To maximize their business value, such solutions should not only be easier, faster and/or cheaper than their predecessors. They should not only enable and support better communication and collaboration, inside and beyond the company. But they should also help enable and support consistent, scalable and non-disruptive compliance with the business policies that govern the flow of those communication and collaboration efforts. Further, auditability should be a "free" side effect of process automation.
Vendors have lately made several announcements intended to spur adoption of cloud-based tools for process mapping and manipulation, among other related tasks. But few vendors have explained or delivered sufficient business value to achieve those adoption goals.

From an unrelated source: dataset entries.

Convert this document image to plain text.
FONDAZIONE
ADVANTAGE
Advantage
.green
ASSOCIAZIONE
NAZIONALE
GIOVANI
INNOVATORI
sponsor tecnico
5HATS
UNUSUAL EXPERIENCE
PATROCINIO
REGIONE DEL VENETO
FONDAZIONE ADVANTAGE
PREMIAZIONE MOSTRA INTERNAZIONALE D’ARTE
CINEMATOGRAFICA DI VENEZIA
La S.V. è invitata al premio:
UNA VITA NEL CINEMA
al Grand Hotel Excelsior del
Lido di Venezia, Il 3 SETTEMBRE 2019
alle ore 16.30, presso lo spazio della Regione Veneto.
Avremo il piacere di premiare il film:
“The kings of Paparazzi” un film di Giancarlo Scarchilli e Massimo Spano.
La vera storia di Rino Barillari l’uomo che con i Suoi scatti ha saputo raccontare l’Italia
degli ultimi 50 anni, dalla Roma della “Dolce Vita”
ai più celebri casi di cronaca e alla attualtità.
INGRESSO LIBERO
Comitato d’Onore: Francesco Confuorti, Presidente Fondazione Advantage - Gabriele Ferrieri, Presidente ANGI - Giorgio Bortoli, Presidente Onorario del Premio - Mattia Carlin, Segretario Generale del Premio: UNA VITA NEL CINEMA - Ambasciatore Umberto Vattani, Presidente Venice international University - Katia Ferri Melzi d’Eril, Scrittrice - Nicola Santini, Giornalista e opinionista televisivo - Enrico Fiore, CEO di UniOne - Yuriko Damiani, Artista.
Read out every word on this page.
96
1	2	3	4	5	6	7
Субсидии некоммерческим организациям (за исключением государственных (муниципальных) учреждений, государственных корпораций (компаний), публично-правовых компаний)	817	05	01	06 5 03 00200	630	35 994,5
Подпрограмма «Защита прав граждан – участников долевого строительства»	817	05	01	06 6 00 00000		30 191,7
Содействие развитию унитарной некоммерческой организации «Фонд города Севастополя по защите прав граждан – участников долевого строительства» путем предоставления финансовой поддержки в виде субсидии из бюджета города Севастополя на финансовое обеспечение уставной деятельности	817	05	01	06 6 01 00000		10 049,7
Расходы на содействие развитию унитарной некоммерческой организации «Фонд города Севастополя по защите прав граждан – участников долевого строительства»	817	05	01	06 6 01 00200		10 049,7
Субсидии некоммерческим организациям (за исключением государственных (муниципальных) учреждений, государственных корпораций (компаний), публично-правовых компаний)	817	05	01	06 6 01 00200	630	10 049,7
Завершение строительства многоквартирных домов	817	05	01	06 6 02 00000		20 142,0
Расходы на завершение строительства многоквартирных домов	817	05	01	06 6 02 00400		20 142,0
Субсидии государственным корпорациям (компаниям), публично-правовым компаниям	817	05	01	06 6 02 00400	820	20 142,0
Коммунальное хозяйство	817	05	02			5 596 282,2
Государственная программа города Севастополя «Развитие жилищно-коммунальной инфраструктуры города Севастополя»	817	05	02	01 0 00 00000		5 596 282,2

Focus believes that this may be changing. One example is EnterpriseWizard. This process automation and collaboration tool enables rapid, drag-and-drop creation of applications that handle tasks ranging from Help Desk Management and CRM to Contract Management and Regulatory Compliance. The underlying platform allows rapid creation of hosted, process-driven, business-centric, custom-tailored business communication and collaboration tools without coding.

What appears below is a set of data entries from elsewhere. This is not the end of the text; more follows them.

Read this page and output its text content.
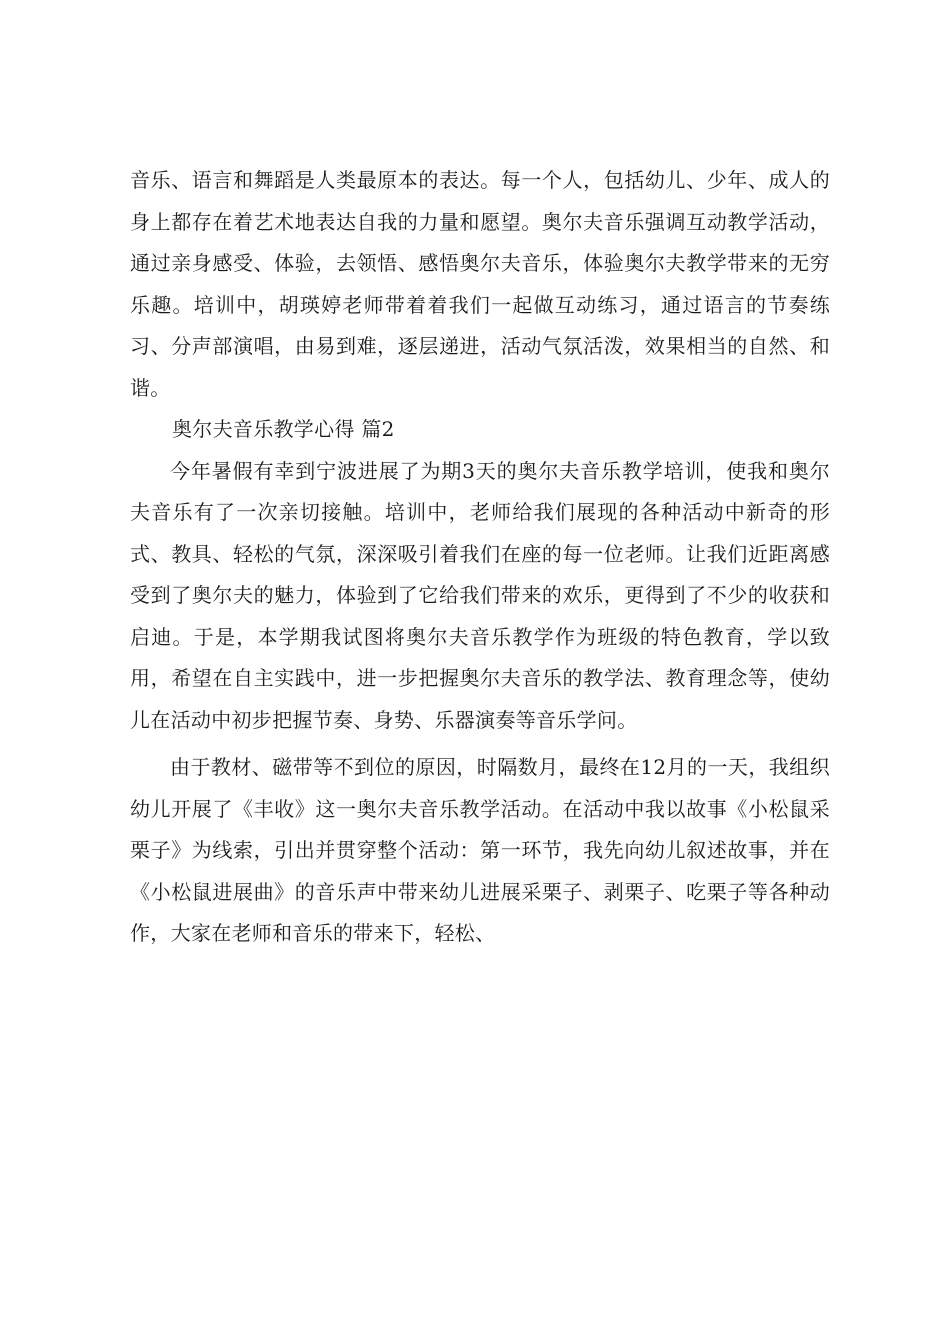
音乐、语言和舞蹈是人类最原本的表达。每一个人，包括幼儿、少年、成人的身上都存在着艺术地表达自我的力量和愿望。奥尔夫音乐强调互动教学活动，通过亲身感受、体验，去领悟、感悟奥尔夫音乐，体验奥尔夫教学带来的无穷乐趣。培训中，胡瑛婷老师带着着我们一起做互动练习，通过语言的节奏练习、分声部演唱，由易到难，逐层递进，活动气氛活泼，效果相当的自然、和谐。

奥尔夫音乐教学心得 篇2

今年暑假有幸到宁波进展了为期3天的奥尔夫音乐教学培训，使我和奥尔夫音乐有了一次亲切接触。培训中，老师给我们展现的各种活动中新奇的形式、教具、轻松的气氛，深深吸引着我们在座的每一位老师。让我们近距离感受到了奥尔夫的魅力，体验到了它给我们带来的欢乐，更得到了不少的收获和启迪。于是，本学期我试图将奥尔夫音乐教学作为班级的特色教育，学以致用，希望在自主实践中，进一步把握奥尔夫音乐的教学法、教育理念等，使幼儿在活动中初步把握节奏、身势、乐器演奏等音乐学问。

由于教材、磁带等不到位的原因，时隔数月，最终在12月的一天，我组织幼儿开展了《丰收》这一奥尔夫音乐教学活动。在活动中我以故事《小松鼠采栗子》为线索，引出并贯穿整个活动：第一环节，我先向幼儿叙述故事，并在《小松鼠进展曲》的音乐声中带来幼儿进展采栗子、剥栗子、吃栗子等各种动作，大家在老师和音乐的带来下，轻松、
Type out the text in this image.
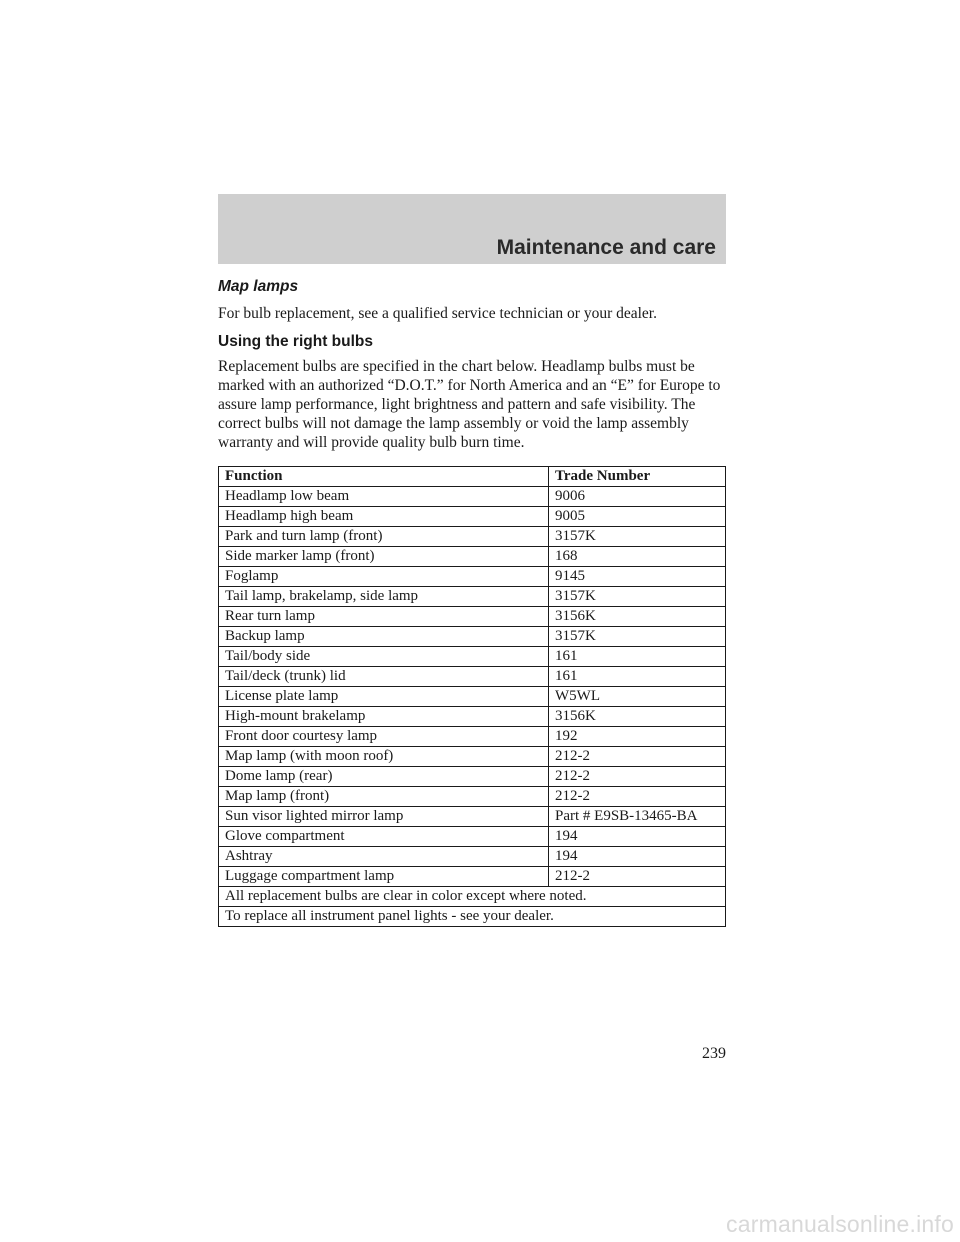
Maintenance and care
Map lamps

For bulb replacement, see a qualified service technician or your dealer.

Using the right bulbs

Replacement bulbs are specified in the chart below. Headlamp bulbs must be marked with an authorized “D.O.T.” for North America and an “E” for Europe to assure lamp performance, light brightness and pattern and safe visibility. The correct bulbs will not damage the lamp assembly or void the lamp assembly warranty and will provide quality bulb burn time.

Function	Trade Number
Headlamp low beam	9006
Headlamp high beam	9005
Park and turn lamp (front)	3157K
Side marker lamp (front)	168
Foglamp	9145
Tail lamp, brakelamp, side lamp	3157K
Rear turn lamp	3156K
Backup lamp	3157K
Tail/body side	161
Tail/deck (trunk) lid	161
License plate lamp	W5WL
High-mount brakelamp	3156K
Front door courtesy lamp	192
Map lamp (with moon roof)	212-2
Dome lamp (rear)	212-2
Map lamp (front)	212-2
Sun visor lighted mirror lamp	Part # E9SB-13465-BA
Glove compartment	194
Ashtray	194
Luggage compartment lamp	212-2
All replacement bulbs are clear in color except where noted.	
To replace all instrument panel lights - see your dealer.	
239
carmanualsonline.info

EnterpriseWizard has recently begun offering free 10-user editions of its solution to select businesses. The company has focused on development and refinement of its solution for much of the past seven years, and has quietly signed up and worked closely with multiple customers deploying EnterpriseWizard for a wide variety of business tasks. Those customers are uniformly impressed with the solution's speed of development, flexibility and ease of use, according to comments in customer case studies and by CEO Colin Earl in discussions with Focus.
"Development speed is illustrated by the customer that deployed EnterpriseWizard for online return materials authorization and parts ordering, customer support, contract management and billable time management. They went live after just 40 hours of consulting time, which made a compelling contrast to the $500,000 and man years of effort that they had spent trying to develop the system internally before they turned to us," Mr. Earl added.